在職中の法人設立

在職中に法人設立は可能です


会社に勤めている人が法人設立をして、その法人の代表者になることはできるのかどうかというと、法的には何も問題がありません。一つの会社でしか働いてはいけないと定めた法律はありませんから、これに関しては何も問題はないのです。法人設立をするというと、何か特別なもののように思えるかも知れませんが、代表者と言ってもその会社に雇われているだけのことですから、在職中の法人設立をして代表者になったとしても、二つの会社に雇われているだけのことなのです。

二つの会社から給料をもらうことができないというような法律があればできないのですが、そうではありませんから法的には問題はありません。本業をしながらアルバイトをするのと同じようなものだと考えて問題はないでしょう。ただ、本業のほうで近似されていることはありますから、この点については確認しておかなければならないでしょう。
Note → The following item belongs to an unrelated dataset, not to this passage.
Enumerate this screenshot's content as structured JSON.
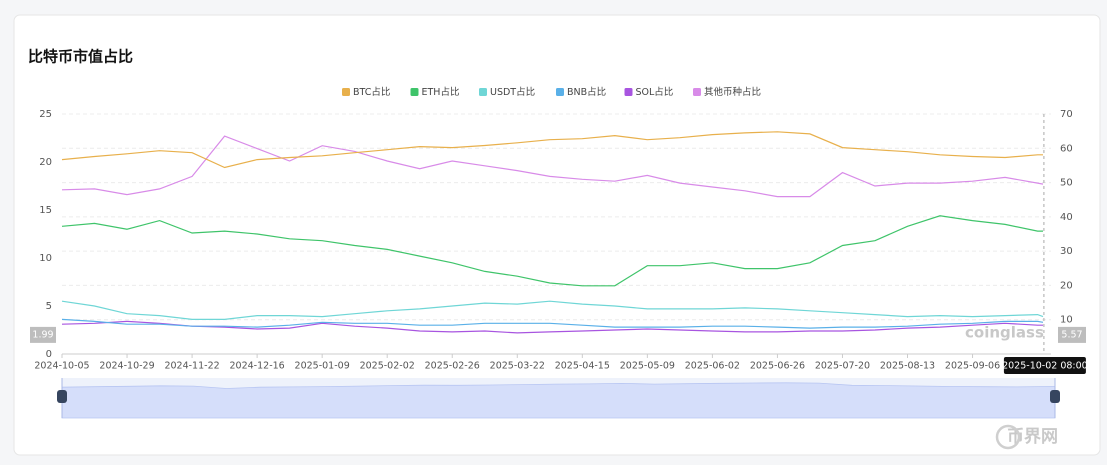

日本の文化なのかも知れませんが、一つの会社で働くのが普通だと考えられていることが多く、副業を禁じている会社はたくさんあります。就業規則で禁じられていることが多いですから、この点を確認しておかなければなりません。もしも就業規則に反して副業をした場合には、減給処分になったり懲戒解雇になったりすることもあり得るでしょう。ですから、まずは会社に確認して、副業として法人設立することを認めてもらうのが良いでしょう。
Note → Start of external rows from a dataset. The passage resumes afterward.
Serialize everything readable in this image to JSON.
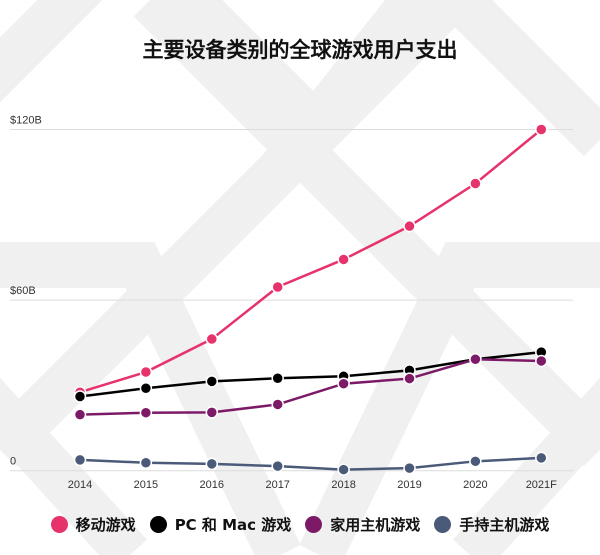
{
  "chart_data": {
    "type": "line",
    "title": "主要设备类别的全球游戏用户支出",
    "xlabel": "",
    "ylabel": "",
    "categories": [
      "2014",
      "2015",
      "2016",
      "2017",
      "2018",
      "2019",
      "2020",
      "2021F"
    ],
    "ylim": [
      0,
      120
    ],
    "yticks": [
      {
        "value": 0,
        "label": "0"
      },
      {
        "value": 60,
        "label": "$60B"
      },
      {
        "value": 120,
        "label": "$120B"
      }
    ],
    "grid": true,
    "legend_position": "bottom",
    "series": [
      {
        "name": "移动游戏",
        "color": "#e6336b",
        "values": [
          27.6,
          34.7,
          46.3,
          64.6,
          74.3,
          86.0,
          101.0,
          120.0
        ]
      },
      {
        "name": "PC 和 Mac 游戏",
        "color": "#000000",
        "values": [
          26.1,
          29.0,
          31.4,
          32.5,
          33.2,
          35.3,
          39.2,
          41.7
        ]
      },
      {
        "name": "家用主机游戏",
        "color": "#7d1a68",
        "values": [
          19.7,
          20.4,
          20.5,
          23.3,
          30.6,
          32.4,
          39.2,
          38.6
        ]
      },
      {
        "name": "手持主机游戏",
        "color": "#4a5a78",
        "values": [
          3.8,
          2.8,
          2.4,
          1.6,
          0.4,
          0.9,
          3.3,
          4.5
        ]
      }
    ]
  }
}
ただ、認めてくれることはあまりないようです。例えば、不動産投資を行っていて、管理は全て会社に任せていると言ったときには、認められることもあります。その場合でも、規模が大きくなれば認めてくれなくなることもあるでしょう。この辺りは微妙なところですから、会社とよく相談をするべきなのです。もしも会社が認めてくれなかった場合には、完全に独立するというのも良い方法だと考えられます。それだけの収益を期待できるのかどうかが大きな問題となってくるのです。すでに個人事業として経営しているのなら、だっさらするべきかどうか判断できるでしょう。

ばれないようにやってしまおうと考えるのは、あまり良いことではありません。ばれるリスクを負ってやるのも一つの方法ですから否定はしませんが、例えば収入が大きくなってきたときにはばれる可能性が高くなります。日本の会社の多くは、住民税を会社が天引きしてくれます。収入が大きくなると税額も上がりますから、これによって会社にばれる可能性は高いと考えられるのです。